[X] WaPo: Required sending headers form requests, scrapy default headers
refused, kind of slow but that's okay. I think they don't mind scraping but
they give it the slow lane
[ ] US News: Requires headers, has a honey pot
[ ] Daily Mail: 403s even with headers on all subpages; Can't really use
selenium unless I figure out the 403 problem or how to handle requests myself
[ ] Foreign Affairs: Paywall
[ ] Newsweek: 403
[ ] Washington Monthly
[X] Foreign Policy
[X] MSNBC
[X] The Intercept
[X] Vanity Fair
[X] Tampa Bay Times
[X] Al Jazeera
[X] Axios
[X] Business Insider
[X] Daily Wire
[ ] Orlando Sentinel
[ ] New York Daily News
[ ] MSN News
[ ] Los Angeles Times
[ ] SFGate
[ ] Chron
[ ] Chicago Tribune
[ ] The Mirror
[ ] Independent.co.uk
[ ] Detroit Free Press
[ ] Boston Globe
[ ] Boston.com
[ ] Dallas Morning News
I'm pulling a lot of ideas from this: https://libguides.wlu.edu/c.php?g=357505&p=2412837
TODO
[ ] Sentiment over time graphs for each agency
[ ] Partisanship weighted daily sentiment
If I find a partisanship number this shouldn't be too hard.
[ ] Compare sentiment on a given story across agencies and articles
Okay, this will be the most difficult thing I've thought of: basically, if
I can identify articles that focus on the same subject (e.g., the Jan. 6
insurrection) I can score how the subject is portrayed across agencies
How To: I can try this algorithm:
For any two articles:
Tokenize the articles
Remove useless words (based on nltk Parts of Speech).
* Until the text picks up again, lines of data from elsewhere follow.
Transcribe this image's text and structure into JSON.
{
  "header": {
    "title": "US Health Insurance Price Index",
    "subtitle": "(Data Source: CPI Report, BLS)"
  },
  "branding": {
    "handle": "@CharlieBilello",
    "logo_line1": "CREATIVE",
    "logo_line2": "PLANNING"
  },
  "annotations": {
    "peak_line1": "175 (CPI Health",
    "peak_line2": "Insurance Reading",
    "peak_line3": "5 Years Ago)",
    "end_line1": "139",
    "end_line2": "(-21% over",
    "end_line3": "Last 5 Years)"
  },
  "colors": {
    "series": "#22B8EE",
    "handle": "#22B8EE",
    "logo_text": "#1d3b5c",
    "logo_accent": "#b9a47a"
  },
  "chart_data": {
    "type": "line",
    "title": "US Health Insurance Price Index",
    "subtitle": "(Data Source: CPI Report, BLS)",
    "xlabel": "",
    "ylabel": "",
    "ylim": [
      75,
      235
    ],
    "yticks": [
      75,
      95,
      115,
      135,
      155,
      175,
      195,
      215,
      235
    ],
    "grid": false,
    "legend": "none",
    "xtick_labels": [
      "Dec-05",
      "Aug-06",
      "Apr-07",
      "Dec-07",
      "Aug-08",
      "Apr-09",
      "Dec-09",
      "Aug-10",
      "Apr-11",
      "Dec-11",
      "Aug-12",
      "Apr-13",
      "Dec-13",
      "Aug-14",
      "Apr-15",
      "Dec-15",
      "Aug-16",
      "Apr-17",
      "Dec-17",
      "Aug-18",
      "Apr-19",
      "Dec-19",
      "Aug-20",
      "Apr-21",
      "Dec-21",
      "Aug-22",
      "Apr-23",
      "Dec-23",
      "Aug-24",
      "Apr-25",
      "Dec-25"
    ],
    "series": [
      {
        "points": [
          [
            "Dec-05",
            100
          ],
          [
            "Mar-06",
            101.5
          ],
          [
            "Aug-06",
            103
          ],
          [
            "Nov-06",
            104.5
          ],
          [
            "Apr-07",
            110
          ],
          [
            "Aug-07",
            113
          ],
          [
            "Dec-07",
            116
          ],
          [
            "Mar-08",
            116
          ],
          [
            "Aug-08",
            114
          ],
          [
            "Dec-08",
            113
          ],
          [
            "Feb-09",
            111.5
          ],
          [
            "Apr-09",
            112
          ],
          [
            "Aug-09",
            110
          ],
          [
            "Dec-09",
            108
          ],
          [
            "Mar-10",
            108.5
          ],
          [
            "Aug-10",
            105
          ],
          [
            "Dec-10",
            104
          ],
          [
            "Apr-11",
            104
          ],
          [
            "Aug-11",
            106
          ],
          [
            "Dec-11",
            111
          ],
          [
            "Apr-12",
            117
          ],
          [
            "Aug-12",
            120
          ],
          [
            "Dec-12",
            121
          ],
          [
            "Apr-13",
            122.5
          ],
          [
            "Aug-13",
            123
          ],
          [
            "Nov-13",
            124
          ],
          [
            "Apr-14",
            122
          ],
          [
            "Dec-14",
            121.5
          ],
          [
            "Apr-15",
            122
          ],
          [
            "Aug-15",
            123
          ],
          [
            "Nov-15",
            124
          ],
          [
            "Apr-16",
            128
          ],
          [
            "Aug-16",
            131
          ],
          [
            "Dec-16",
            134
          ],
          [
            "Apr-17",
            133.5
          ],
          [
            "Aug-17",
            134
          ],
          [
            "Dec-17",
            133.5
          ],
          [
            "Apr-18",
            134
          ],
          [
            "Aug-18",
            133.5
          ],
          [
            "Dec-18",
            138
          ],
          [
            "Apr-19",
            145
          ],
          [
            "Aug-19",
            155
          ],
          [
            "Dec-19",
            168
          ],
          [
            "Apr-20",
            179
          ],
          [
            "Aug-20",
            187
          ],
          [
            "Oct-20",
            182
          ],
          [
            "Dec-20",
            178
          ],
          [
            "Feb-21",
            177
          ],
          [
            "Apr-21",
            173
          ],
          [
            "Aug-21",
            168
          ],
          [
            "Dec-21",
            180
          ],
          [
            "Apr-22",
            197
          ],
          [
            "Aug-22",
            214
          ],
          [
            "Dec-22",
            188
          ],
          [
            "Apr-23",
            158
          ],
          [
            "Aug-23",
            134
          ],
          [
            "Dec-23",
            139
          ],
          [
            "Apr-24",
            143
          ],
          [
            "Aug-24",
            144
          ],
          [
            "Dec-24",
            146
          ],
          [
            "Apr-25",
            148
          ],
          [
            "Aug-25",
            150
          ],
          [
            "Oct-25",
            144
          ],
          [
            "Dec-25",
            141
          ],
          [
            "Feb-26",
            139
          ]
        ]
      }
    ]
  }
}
I really just
want nouns
Normalize the words to their principle forms (e.g., running to run or
Republicans to republican)
Score the similarity between the lists of words (see:
https://blogs.oracle.com/meena/finding-similarity-between-text-documents
and https://stackoverflow.com/questions/14720324/compute-the-similarity-between-two-lists/14720386)
I do not know what kinds of scores this will produce, nor do I know how
accurate the similarity score it produces will be. If it seems accurate,
then I'll be on the road to story partisanship scores.
This is a really exciting idea. It will require running a crontab
asynchronous task because there's no way I can score articles upon
creation. The combinatorial explosion would be insane. Also, I'll need to
limit it to certain time periods.
One possibility is to manually create a "Story" which identifies a subject
and scores articles. The "story" can have a start date and a duration for
scoring because, for instance, I see multiple articles talking about an
Iraqi bomb today, but that won't last long, whereas the Jan. 6
Insurrection is still getting articles today five months later.